= Ronald Sinclair (judge) =

New Zealand-born judge

Sir Ronald Ormiston Sinclair, KBE, (2 May 1903 – 18 November 1996) was a New Zealand lawyer and judge who served in the British Colonial Service.

==Biography==

Sinclair was born in 1903. Sources differ whether the place of birth was Auckland or Dunedin. His father was the Reverend William Sinclair, who had emigrated to New Zealand from Britain in 1855. His mother was Rosa Elizabeth Nicolls.

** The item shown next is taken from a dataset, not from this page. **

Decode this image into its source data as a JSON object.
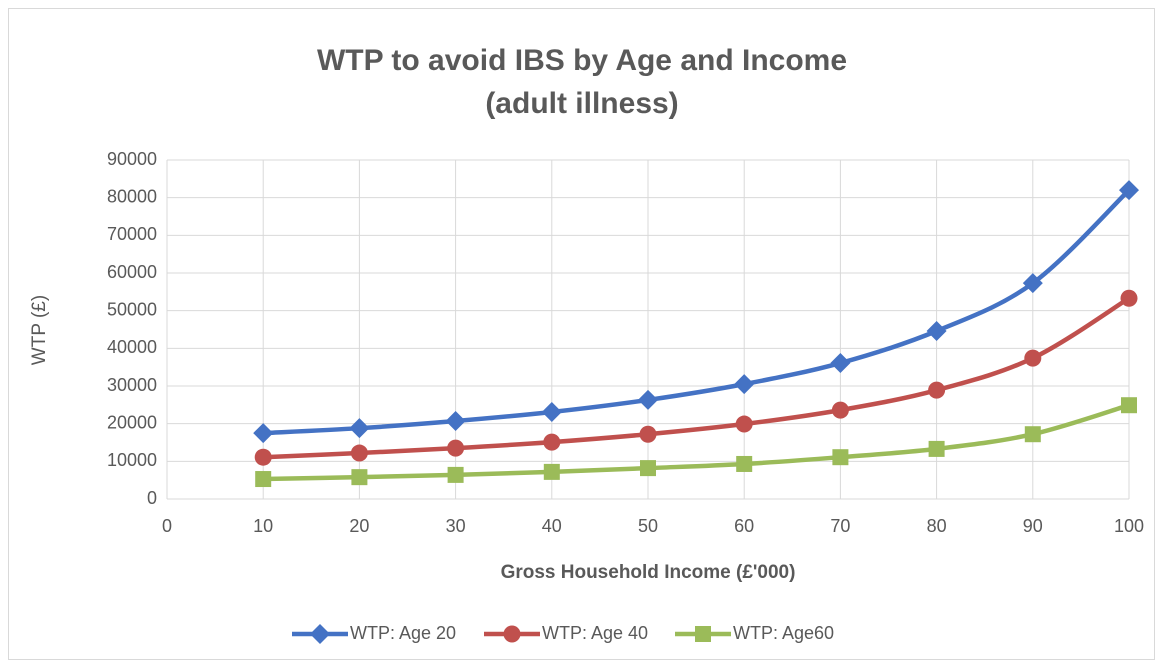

Sinclair was educated at Elmwood and Gloucester Street primary schools in Christchurch, followed by Christchurch Boys' High School. He continued his secondary education at New Plymouth Boys' High School. He received his tertiary education at the University of Auckland before moving to Britain to study at Balliol College, Oxford.

On graduation, he returned to New Zealand and was called to the New Zealand Bar in 1924. He entered the Colonial Service in 1931 and worked as a Magistrate in Nigeria until 1938. He then moved to Northern Rhodesia where he was appointed Resident Magistrate. He was called to the Bar in England by the Middle Temple in 1939.

In 1946, he was promoted to a Puisne Judge in Tanganyika and remained in the post until 1953 when he was again advanced, this time to Chief Justice of Nyasaland. Sinclair became Vice-President of the Court of Appeal for Eastern Africa in 1956 and that same year was knighted in the Queen's Birthday Honours. He assumed the office of Chief Justice of Kenya in 1957 and remained in office until 1963 when he became President of the Court of Appeal for Eastern Africa and later President of the Court of Appeal of The Bahamas. He was appointed KBE in 1963.

He retired from service in 1964 and died in New Zealand on 18 November 1996. He was buried at Purewa Cemetery in the Auckland suburb of Meadowbank. His son Anthony Ronald Entrican Sinclair is a noted biologist.